Mathematical Explanations to Laws in the Book, Capital in the Twenty-First Century

2015/08/09

Simplicity is the best. When a theory or mathematical model gets too complex, on one hand, It becomes hard to reason about it, on the other hand, sometimes the theory is only tuned for a special case, which sacrifices generality. Laws of capitalism in the book, Capital in the Twenty-First Century, are good examples of simplicity. They are simple yet powerful. They can be the basic building blocks to think about macroeconomics.

First law links the capital stock to the flow of income from capital (p. 52)

\[\begin{equation} \alpha = \gamma \times \beta \end{equation}\]

Where $\alpha$ is the capital’s share in the national income, $\gamma$ is the rate of return on the capital, and $\beta$ is capital/income ratio.

(1) is easy to derive. It follows immediately from the definition of each terms. Let $c$ denote capital, and $i$ denote national income, then

\[\begin{align*} \gamma \times \beta &= \gamma \times \frac{c}{i} \\ &= \frac{\gamma \times c}{i} \\ &= \alpha \end{align*}\]

The second law relates the capital/income ratio $\beta$ to saving rate and growth rate (p. 166)

\[\begin{equation} \beta = \frac{s}{g} \end{equation}\]

where $s$ is saving rate and $g$ is growth rate of the national income.

(2) is says that in long run, capital/income will be equal to saving rate divided by growth of nation income.
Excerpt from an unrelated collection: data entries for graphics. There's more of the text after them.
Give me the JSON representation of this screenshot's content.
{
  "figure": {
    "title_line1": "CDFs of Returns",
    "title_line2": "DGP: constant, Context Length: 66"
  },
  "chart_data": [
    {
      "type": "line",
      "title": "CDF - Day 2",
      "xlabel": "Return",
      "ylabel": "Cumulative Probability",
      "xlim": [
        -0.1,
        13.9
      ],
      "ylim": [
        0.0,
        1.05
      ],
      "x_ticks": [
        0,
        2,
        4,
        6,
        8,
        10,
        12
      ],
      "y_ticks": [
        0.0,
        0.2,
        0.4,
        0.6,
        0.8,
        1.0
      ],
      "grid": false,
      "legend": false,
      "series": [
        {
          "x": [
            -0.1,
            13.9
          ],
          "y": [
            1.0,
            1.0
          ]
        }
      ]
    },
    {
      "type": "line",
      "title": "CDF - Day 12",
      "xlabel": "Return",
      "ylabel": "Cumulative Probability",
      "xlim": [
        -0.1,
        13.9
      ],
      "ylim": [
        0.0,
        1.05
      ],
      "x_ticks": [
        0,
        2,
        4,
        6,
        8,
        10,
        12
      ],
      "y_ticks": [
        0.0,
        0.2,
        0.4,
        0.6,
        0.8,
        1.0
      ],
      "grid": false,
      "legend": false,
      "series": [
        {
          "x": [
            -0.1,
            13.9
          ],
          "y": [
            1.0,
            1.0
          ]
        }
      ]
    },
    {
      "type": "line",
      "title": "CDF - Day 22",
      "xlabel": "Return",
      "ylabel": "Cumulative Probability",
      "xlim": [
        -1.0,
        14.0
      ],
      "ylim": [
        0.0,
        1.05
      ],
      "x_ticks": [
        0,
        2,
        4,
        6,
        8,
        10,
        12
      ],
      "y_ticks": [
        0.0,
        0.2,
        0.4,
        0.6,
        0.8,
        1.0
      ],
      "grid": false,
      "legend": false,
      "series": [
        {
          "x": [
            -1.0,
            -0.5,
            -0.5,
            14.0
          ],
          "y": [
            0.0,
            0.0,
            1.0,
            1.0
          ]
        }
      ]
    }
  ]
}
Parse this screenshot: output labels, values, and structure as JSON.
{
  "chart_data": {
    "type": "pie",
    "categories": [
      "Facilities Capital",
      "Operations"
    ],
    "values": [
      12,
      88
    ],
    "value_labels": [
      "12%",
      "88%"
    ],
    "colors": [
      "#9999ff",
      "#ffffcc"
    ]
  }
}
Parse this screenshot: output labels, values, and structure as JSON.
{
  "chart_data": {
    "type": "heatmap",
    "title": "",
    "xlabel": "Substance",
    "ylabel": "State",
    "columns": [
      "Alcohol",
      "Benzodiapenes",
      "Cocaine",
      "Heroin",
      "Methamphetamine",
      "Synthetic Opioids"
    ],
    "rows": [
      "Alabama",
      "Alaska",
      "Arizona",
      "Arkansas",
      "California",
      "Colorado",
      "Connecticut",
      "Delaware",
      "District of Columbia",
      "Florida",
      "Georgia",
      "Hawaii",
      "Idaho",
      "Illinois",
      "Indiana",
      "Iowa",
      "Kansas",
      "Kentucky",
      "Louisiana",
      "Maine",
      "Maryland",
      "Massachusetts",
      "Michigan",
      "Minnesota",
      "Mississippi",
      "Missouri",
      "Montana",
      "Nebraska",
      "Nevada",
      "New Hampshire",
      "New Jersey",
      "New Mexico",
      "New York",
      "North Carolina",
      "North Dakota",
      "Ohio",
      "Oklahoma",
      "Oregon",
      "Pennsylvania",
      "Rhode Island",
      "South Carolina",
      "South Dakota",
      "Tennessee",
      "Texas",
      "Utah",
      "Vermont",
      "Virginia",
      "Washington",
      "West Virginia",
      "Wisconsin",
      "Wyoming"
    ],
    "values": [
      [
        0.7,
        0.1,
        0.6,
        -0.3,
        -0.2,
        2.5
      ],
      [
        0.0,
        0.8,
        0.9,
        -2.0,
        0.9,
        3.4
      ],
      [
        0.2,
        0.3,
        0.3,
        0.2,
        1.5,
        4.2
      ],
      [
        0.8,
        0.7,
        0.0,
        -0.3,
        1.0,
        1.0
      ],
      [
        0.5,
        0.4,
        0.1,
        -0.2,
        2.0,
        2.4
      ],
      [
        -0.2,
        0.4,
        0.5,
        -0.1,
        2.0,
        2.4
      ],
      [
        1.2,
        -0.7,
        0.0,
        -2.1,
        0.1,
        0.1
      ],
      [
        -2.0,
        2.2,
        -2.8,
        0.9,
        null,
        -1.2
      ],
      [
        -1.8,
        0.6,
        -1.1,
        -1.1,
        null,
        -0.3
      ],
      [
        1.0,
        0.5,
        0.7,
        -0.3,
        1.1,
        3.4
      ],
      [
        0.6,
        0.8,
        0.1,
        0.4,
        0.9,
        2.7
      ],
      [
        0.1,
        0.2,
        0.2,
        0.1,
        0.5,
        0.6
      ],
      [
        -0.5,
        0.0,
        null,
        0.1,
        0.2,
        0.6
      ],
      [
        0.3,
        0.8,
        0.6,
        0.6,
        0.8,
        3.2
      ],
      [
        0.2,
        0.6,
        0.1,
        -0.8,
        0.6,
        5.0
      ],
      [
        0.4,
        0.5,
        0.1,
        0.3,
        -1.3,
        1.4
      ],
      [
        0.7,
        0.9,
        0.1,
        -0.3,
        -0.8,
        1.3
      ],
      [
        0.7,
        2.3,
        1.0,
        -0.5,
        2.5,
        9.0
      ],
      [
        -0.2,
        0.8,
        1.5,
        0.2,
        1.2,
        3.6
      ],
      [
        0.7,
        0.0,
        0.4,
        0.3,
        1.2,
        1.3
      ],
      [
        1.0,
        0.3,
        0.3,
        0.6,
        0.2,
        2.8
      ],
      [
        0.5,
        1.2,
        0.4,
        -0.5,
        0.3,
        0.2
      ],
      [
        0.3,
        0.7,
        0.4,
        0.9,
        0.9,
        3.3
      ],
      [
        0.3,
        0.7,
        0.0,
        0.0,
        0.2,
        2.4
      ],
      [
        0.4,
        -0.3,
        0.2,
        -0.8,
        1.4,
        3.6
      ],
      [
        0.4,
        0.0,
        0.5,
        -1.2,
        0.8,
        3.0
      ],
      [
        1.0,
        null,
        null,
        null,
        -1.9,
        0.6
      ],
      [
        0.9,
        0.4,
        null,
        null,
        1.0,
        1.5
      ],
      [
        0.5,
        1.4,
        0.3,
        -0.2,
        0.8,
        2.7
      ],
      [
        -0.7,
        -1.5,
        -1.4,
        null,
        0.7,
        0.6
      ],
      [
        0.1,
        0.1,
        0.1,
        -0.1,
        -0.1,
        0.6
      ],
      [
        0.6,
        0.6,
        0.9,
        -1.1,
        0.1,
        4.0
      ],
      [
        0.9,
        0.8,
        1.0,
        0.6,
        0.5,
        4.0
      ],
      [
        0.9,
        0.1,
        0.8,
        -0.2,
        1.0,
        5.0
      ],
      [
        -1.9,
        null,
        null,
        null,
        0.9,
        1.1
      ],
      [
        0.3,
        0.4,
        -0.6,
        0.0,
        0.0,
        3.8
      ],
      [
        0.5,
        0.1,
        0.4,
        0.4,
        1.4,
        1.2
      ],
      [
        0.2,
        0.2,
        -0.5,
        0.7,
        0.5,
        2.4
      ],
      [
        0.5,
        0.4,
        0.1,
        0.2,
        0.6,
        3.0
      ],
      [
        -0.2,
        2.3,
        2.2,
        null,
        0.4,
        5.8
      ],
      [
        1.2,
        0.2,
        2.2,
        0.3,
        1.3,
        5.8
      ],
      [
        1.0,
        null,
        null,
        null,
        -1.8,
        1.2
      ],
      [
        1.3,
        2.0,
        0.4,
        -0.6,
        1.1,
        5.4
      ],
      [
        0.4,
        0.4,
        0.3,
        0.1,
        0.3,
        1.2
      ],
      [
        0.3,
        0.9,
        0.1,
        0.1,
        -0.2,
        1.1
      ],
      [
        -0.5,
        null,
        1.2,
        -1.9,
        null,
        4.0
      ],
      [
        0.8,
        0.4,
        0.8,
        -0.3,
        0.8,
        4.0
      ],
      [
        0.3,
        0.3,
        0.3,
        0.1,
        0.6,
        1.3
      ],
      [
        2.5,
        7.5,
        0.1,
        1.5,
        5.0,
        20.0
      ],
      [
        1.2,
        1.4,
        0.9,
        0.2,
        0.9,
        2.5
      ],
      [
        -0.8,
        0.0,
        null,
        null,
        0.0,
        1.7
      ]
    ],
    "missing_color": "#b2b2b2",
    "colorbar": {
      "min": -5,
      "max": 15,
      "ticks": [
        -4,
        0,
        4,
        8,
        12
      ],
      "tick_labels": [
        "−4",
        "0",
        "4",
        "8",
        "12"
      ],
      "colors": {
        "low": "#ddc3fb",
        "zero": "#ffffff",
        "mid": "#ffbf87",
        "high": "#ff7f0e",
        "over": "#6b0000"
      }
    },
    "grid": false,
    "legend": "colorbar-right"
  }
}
The derivation of (2) is less straight forward than that of (1). To derive it, let’s imagine there is a initial capital at a year $t_0$, which is denoted by $c_0$. Let $i_t$ denote national income after $t$ years starting from $t_0$. Then after $n$ years, the capital/income will be

\[\begin{align} \beta(n) &= \frac{c_0+i_0s+i_1s+\cdots+i_ns}{i_0(1+g)^n} \nonumber \\ &= \frac{c_0+i_0s+i_0(1+g)^1s+\cdots+i_0(1+g)^ns}{i_0(1+g)^n} \nonumber \\ &= \frac{c_0}{i_0(1+g)^n} + s(1+\frac{1}{1+g}+\frac{1}{(1+g)^2}+\cdots+\frac{1}{(1+g)^n}) \end{align}\]

In long run, $\beta$ will approach $s/g$. Formally, by Taylor series

\[\begin{align*} \lim_{n \to \infty} \beta(n) &= \cancelto{0}{\frac{c_0}{i_0(1+g)^n}} + s\cancelto{\frac{1}{g}}{(1+\frac{1}{1+g}+\frac{1}{(1+g)^2}+\cdots+\frac{1}{(1+g)^n}) }\require{cancel}\\ &= \frac{s}{g} \end{align*}\]

From the derivation, we can see there are many implicit assumptions for the second law. For example, mathematically $g$ must be greater than 0. There are also economical assumptions, such as $g$ and $s$ is fixed over time, and past capital won’t grow itself. However, if this equation is for analyzing past period, these assumptions are okay to assume. You can think of $g$ and $s$ as the “average” of the past, and they can convey something about the reality. Refer to the book for more details discuss about the law and the reality.